En effet, Bérangère ABBA ancienne secrétaire d’Etat chargée de la biodiversité avait insisté sur le fait que cette problématique devait se débattre localement dans la mesure où les pratiques sont différentes selon les territoires et les types de chasse.
Dans le bilan des accidents de et incidents de chasse 2020-2021, la Ministre de la Transition écologique relève que « le non-respect de règles de sécurité est la première cause d’accidents de chasse ».
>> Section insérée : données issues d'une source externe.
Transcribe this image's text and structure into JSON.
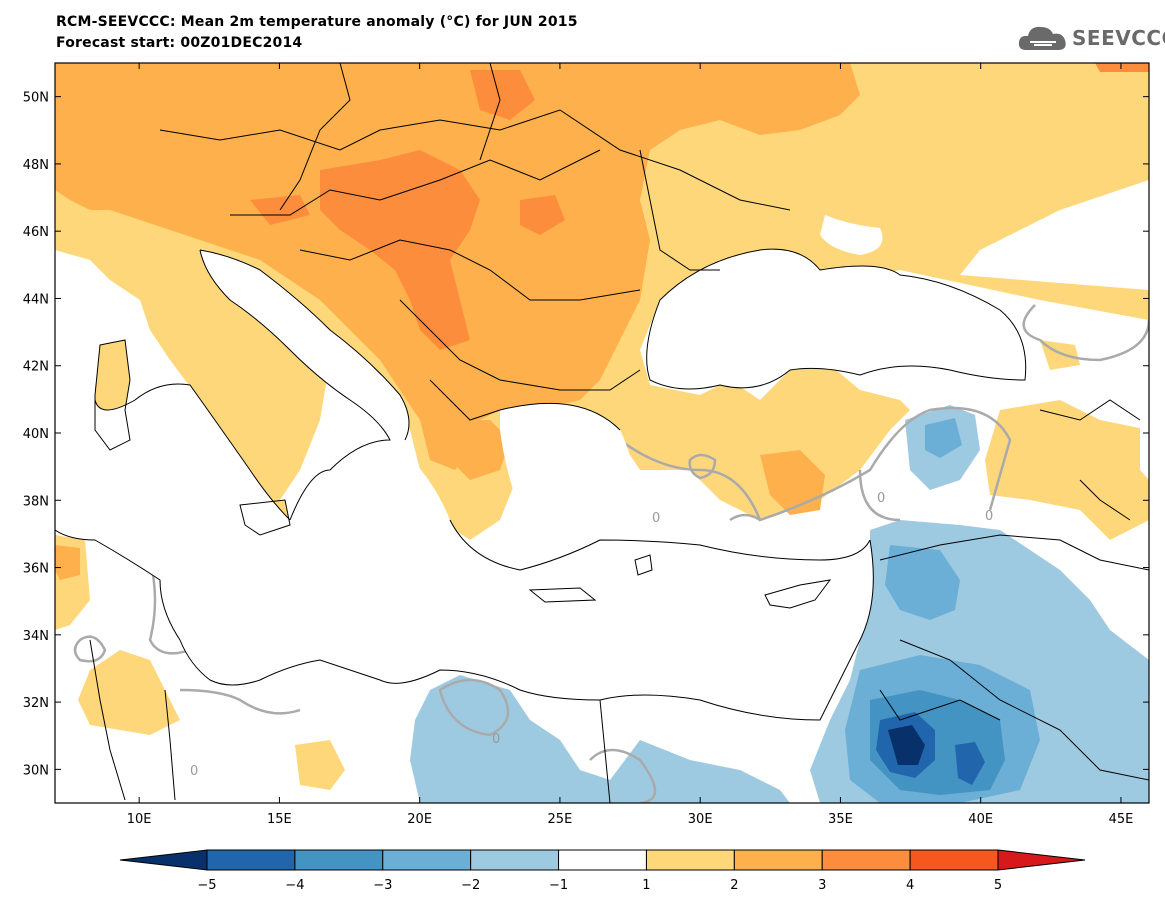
{
  "title": {
    "line1": "RCM-SEEVCCC: Mean 2m temperature anomaly (°C) for JUN 2015",
    "line2": "Forecast start: 00Z01DEC2014"
  },
  "logo": {
    "text": "SEEVCCC",
    "icon": "cloud-icon"
  },
  "map": {
    "lon_range": [
      7,
      46
    ],
    "lat_range": [
      29,
      51
    ],
    "lat_ticks": [
      "50N",
      "48N",
      "46N",
      "44N",
      "42N",
      "40N",
      "38N",
      "36N",
      "34N",
      "32N",
      "30N"
    ],
    "lon_ticks": [
      "10E",
      "15E",
      "20E",
      "25E",
      "30E",
      "35E",
      "40E",
      "45E"
    ],
    "contour_labels": [
      "0",
      "0",
      "0",
      "0",
      "0"
    ]
  },
  "colorbar": {
    "labels": [
      "−5",
      "−4",
      "−3",
      "−2",
      "−1",
      "1",
      "2",
      "3",
      "4",
      "5"
    ],
    "colors": [
      "#08306b",
      "#2166ac",
      "#4393c3",
      "#6baed6",
      "#9ecae1",
      "#ffffff",
      "#fdd77a",
      "#fdb04b",
      "#fc8d3c",
      "#f4581f",
      "#d7191c"
    ]
  }
}
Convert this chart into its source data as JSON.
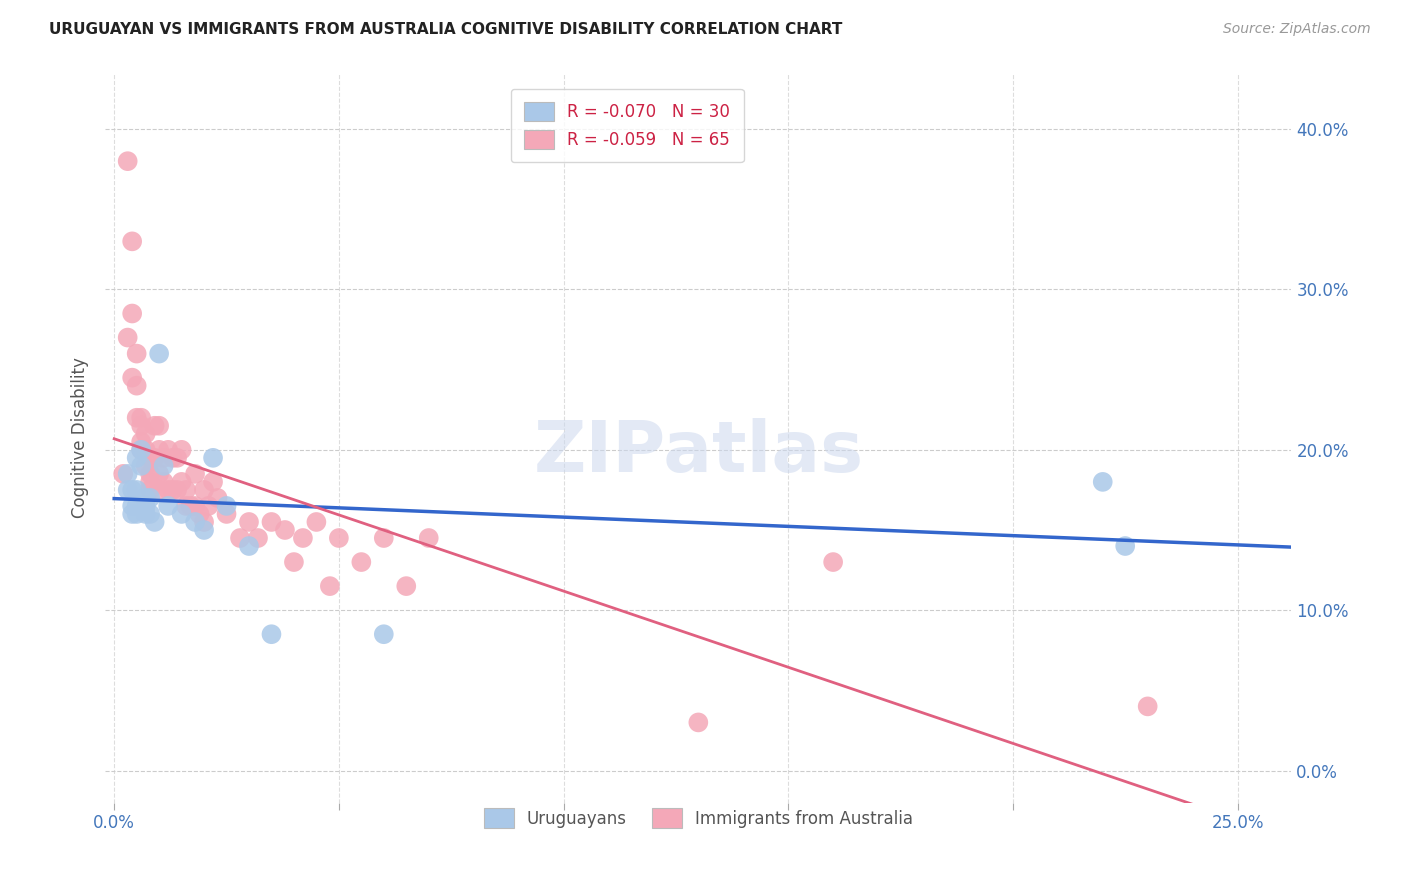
{
  "title": "URUGUAYAN VS IMMIGRANTS FROM AUSTRALIA COGNITIVE DISABILITY CORRELATION CHART",
  "source": "Source: ZipAtlas.com",
  "ylabel": "Cognitive Disability",
  "x_ticks_labeled": [
    0.0,
    0.25
  ],
  "x_ticks_all": [
    0.0,
    0.05,
    0.1,
    0.15,
    0.2,
    0.25
  ],
  "y_ticks": [
    0.0,
    0.1,
    0.2,
    0.3,
    0.4
  ],
  "xlim": [
    -0.002,
    0.262
  ],
  "ylim": [
    -0.02,
    0.435
  ],
  "legend1_label_r": "R = -0.070",
  "legend1_label_n": "N = 30",
  "legend2_label_r": "R = -0.059",
  "legend2_label_n": "N = 65",
  "legend1_color": "#aac8e8",
  "legend2_color": "#f4a8b8",
  "trendline1_color": "#3366cc",
  "trendline2_color": "#e06080",
  "r_text_color": "#cc2244",
  "n_text_color": "#2255cc",
  "tick_label_color": "#4477bb",
  "uruguayan_x": [
    0.003,
    0.003,
    0.004,
    0.004,
    0.004,
    0.005,
    0.005,
    0.005,
    0.005,
    0.006,
    0.006,
    0.007,
    0.007,
    0.007,
    0.008,
    0.008,
    0.009,
    0.01,
    0.011,
    0.012,
    0.015,
    0.018,
    0.02,
    0.022,
    0.025,
    0.03,
    0.035,
    0.06,
    0.22,
    0.225
  ],
  "uruguayan_y": [
    0.185,
    0.175,
    0.175,
    0.165,
    0.16,
    0.195,
    0.175,
    0.165,
    0.16,
    0.2,
    0.19,
    0.17,
    0.165,
    0.16,
    0.17,
    0.16,
    0.155,
    0.26,
    0.19,
    0.165,
    0.16,
    0.155,
    0.15,
    0.195,
    0.165,
    0.14,
    0.085,
    0.085,
    0.18,
    0.14
  ],
  "australia_x": [
    0.002,
    0.003,
    0.003,
    0.004,
    0.004,
    0.004,
    0.005,
    0.005,
    0.005,
    0.006,
    0.006,
    0.006,
    0.006,
    0.007,
    0.007,
    0.007,
    0.008,
    0.008,
    0.008,
    0.008,
    0.009,
    0.009,
    0.01,
    0.01,
    0.01,
    0.01,
    0.011,
    0.011,
    0.012,
    0.012,
    0.013,
    0.013,
    0.014,
    0.014,
    0.015,
    0.015,
    0.016,
    0.016,
    0.017,
    0.018,
    0.018,
    0.019,
    0.02,
    0.02,
    0.021,
    0.022,
    0.023,
    0.025,
    0.028,
    0.03,
    0.032,
    0.035,
    0.038,
    0.04,
    0.042,
    0.045,
    0.048,
    0.05,
    0.055,
    0.06,
    0.065,
    0.07,
    0.13,
    0.16,
    0.23
  ],
  "australia_y": [
    0.185,
    0.38,
    0.27,
    0.33,
    0.285,
    0.245,
    0.26,
    0.24,
    0.22,
    0.22,
    0.215,
    0.205,
    0.2,
    0.21,
    0.2,
    0.19,
    0.195,
    0.185,
    0.18,
    0.175,
    0.215,
    0.195,
    0.215,
    0.2,
    0.185,
    0.175,
    0.195,
    0.18,
    0.2,
    0.175,
    0.195,
    0.175,
    0.195,
    0.175,
    0.2,
    0.18,
    0.175,
    0.165,
    0.165,
    0.185,
    0.165,
    0.16,
    0.175,
    0.155,
    0.165,
    0.18,
    0.17,
    0.16,
    0.145,
    0.155,
    0.145,
    0.155,
    0.15,
    0.13,
    0.145,
    0.155,
    0.115,
    0.145,
    0.13,
    0.145,
    0.115,
    0.145,
    0.03,
    0.13,
    0.04
  ]
}
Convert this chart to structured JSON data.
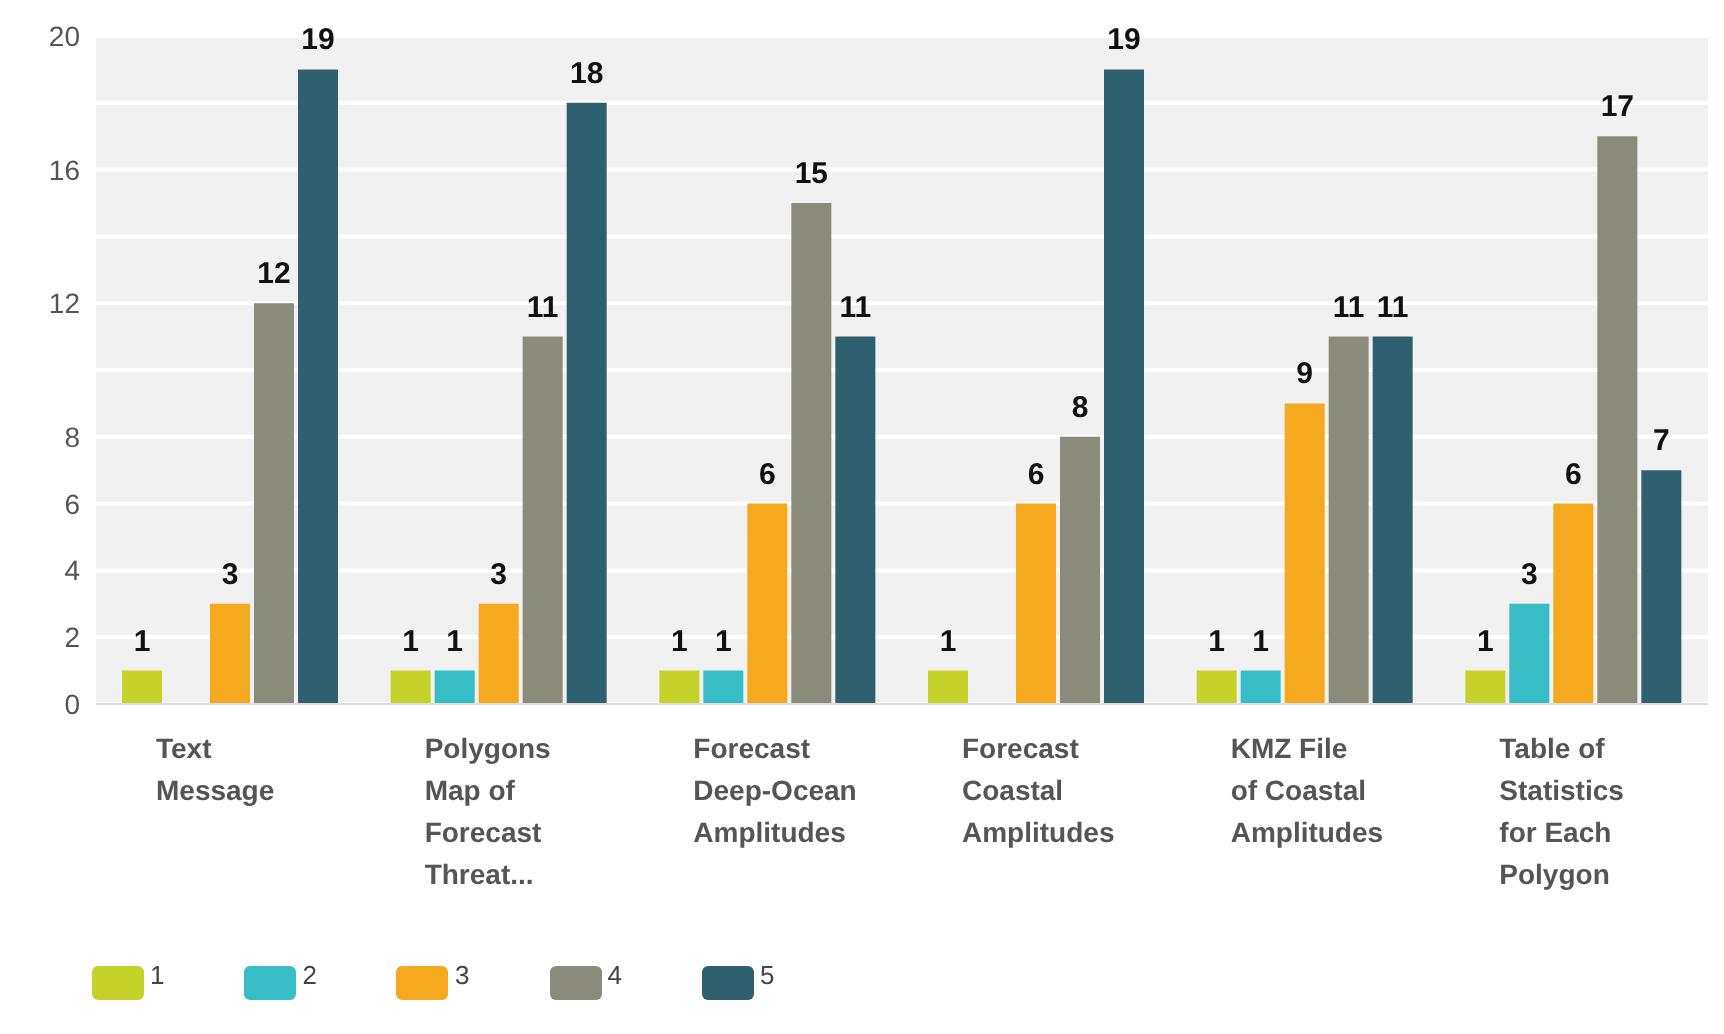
{
  "chart_data": {
    "type": "bar",
    "categories": [
      "Text Message",
      "Polygons Map of Forecast Threat...",
      "Forecast Deep-Ocean Amplitudes",
      "Forecast Coastal Amplitudes",
      "KMZ File of Coastal Amplitudes",
      "Table of Statistics for Each Polygon"
    ],
    "series": [
      {
        "name": "1",
        "color": "#c5d22a",
        "values": [
          1,
          1,
          1,
          1,
          1,
          1
        ]
      },
      {
        "name": "2",
        "color": "#36bdc6",
        "values": [
          null,
          1,
          1,
          null,
          1,
          3
        ]
      },
      {
        "name": "3",
        "color": "#f5a91e",
        "values": [
          3,
          3,
          6,
          6,
          9,
          6
        ]
      },
      {
        "name": "4",
        "color": "#8b8b7b",
        "values": [
          12,
          11,
          15,
          8,
          11,
          17
        ]
      },
      {
        "name": "5",
        "color": "#2e6070",
        "values": [
          19,
          18,
          11,
          19,
          11,
          7
        ]
      }
    ],
    "ylim": [
      0,
      20
    ],
    "yticks": [
      0,
      2,
      4,
      6,
      8,
      {
        "value": 10,
        "label": null
      },
      12,
      {
        "value": 14,
        "label": null
      },
      16,
      {
        "value": 18,
        "label": null
      },
      20
    ],
    "grid": "y",
    "legend": "bottom left",
    "data_labels": true
  }
}
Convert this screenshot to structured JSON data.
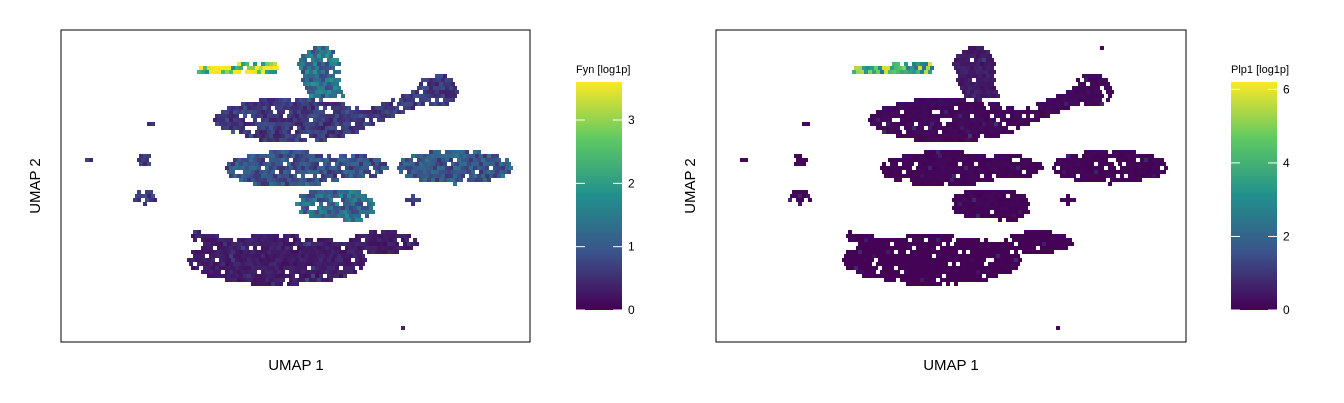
{
  "chart_data": [
    {
      "type": "heatmap",
      "subtype": "hexbin-umap",
      "gene": "Fyn",
      "xlabel": "UMAP 1",
      "ylabel": "UMAP 2",
      "colorbar": {
        "title": "Fyn [log1p]",
        "range": [
          0,
          3.6
        ],
        "ticks": [
          0,
          1,
          2,
          3
        ],
        "tick_labels": [
          "0",
          "1",
          "2",
          "3"
        ],
        "colormap": "viridis",
        "colors": [
          "#440154",
          "#3b528b",
          "#21908d",
          "#5dc963",
          "#fde725"
        ]
      },
      "axis_ticks_shown": false,
      "grid": false,
      "regions": [
        {
          "name": "top-left streak",
          "mean_value": 3.2
        },
        {
          "name": "upper stalk",
          "mean_value": 1.3
        },
        {
          "name": "upper-middle cluster",
          "mean_value": 0.6
        },
        {
          "name": "central band",
          "mean_value": 0.9
        },
        {
          "name": "right lobe",
          "mean_value": 1.0
        },
        {
          "name": "lower-middle cluster",
          "mean_value": 1.2
        },
        {
          "name": "lower large cluster",
          "mean_value": 0.3
        },
        {
          "name": "left small clusters",
          "mean_value": 0.6
        }
      ]
    },
    {
      "type": "heatmap",
      "subtype": "hexbin-umap",
      "gene": "Plp1",
      "xlabel": "UMAP 1",
      "ylabel": "UMAP 2",
      "colorbar": {
        "title": "Plp1 [log1p]",
        "range": [
          0,
          6.2
        ],
        "ticks": [
          0,
          2,
          4,
          6
        ],
        "tick_labels": [
          "0",
          "2",
          "4",
          "6"
        ],
        "colormap": "viridis",
        "colors": [
          "#440154",
          "#3b528b",
          "#21908d",
          "#5dc963",
          "#fde725"
        ]
      },
      "axis_ticks_shown": false,
      "grid": false,
      "regions": [
        {
          "name": "top-left streak",
          "mean_value": 4.2
        },
        {
          "name": "upper stalk",
          "mean_value": 0.5
        },
        {
          "name": "upper-middle cluster",
          "mean_value": 0.15
        },
        {
          "name": "central band",
          "mean_value": 0.1
        },
        {
          "name": "right lobe",
          "mean_value": 0.1
        },
        {
          "name": "lower-middle cluster",
          "mean_value": 0.1
        },
        {
          "name": "lower large cluster",
          "mean_value": 0.05
        },
        {
          "name": "left small clusters",
          "mean_value": 0.1
        }
      ]
    }
  ]
}
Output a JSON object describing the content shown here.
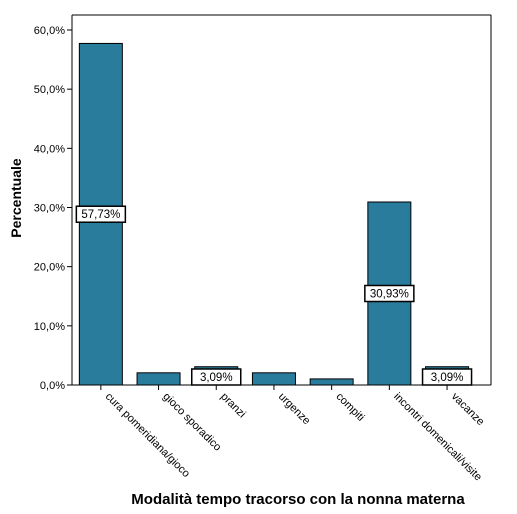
{
  "chart_data": {
    "type": "bar",
    "xlabel": "Modalità tempo tracorso con la nonna materna",
    "ylabel": "Percentuale",
    "ylim": [
      0,
      60
    ],
    "yticks": [
      "0,0%",
      "10,0%",
      "20,0%",
      "30,0%",
      "40,0%",
      "50,0%",
      "60,0%"
    ],
    "categories": [
      "cura pomeridiana/gioco",
      "gioco sporadico",
      "pranzi",
      "urgenze",
      "compiti",
      "incontri domenicali/visite",
      "vacanze"
    ],
    "values": [
      57.73,
      2.06,
      3.09,
      2.06,
      1.03,
      30.93,
      3.09
    ],
    "data_labels": [
      "57,73%",
      "",
      "3,09%",
      "",
      "",
      "30,93%",
      "3,09%"
    ],
    "grid": false,
    "colors": {
      "bar": "#2a7c9c",
      "bar_border": "#000000"
    }
  }
}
Des opérations de prévention et de contrôle sont notamment effectuées par des Agents de l’Office français de la biodiversité en partenariat avec la gendarmerie nationale.
CONDITIONS POUR CHASSER
Un chasseur doit détenir les documents suivants :
• Un permis de chasser en cours de validité ou une autorisation de chasser accompagné
• Une attestation d’assurance « Responsabilité civile chasse ».
INTERDICTIONS AUTOUR DE LA CHASSE
Il est formellement interdit de chasser :
- Dans un rayon de 150 mètres autour de toute habitation.
- Sur un terrain entouré d’une clôture empêchant complètement le passage du gibier et celui de l’homme.
- Quand des propriétaires ou des détenteurs du droit de chasse ont exprimé leur opposition que la chasse soit pratiquée sur leur terrain (pour une superficie de plus de 20 hectares)
- Quand des propriétaires sont opposés à la pratique de la chasse. Interdisant, y compris pour eux-mêmes, l’exercice de la chasse sur leurs terres.
- Dans les réserves de chasse et de faune sauvage, instituées par le Préfet, qui ont pour vocation de protéger les milieux naturels et sauvegarder les espèces menacées.
- Dans les réserves nationales de chasse et de faune sauvage, instituées par arrêté ministériel qui abritent des espèces menacées ou qui sont le support d’études scientifiques.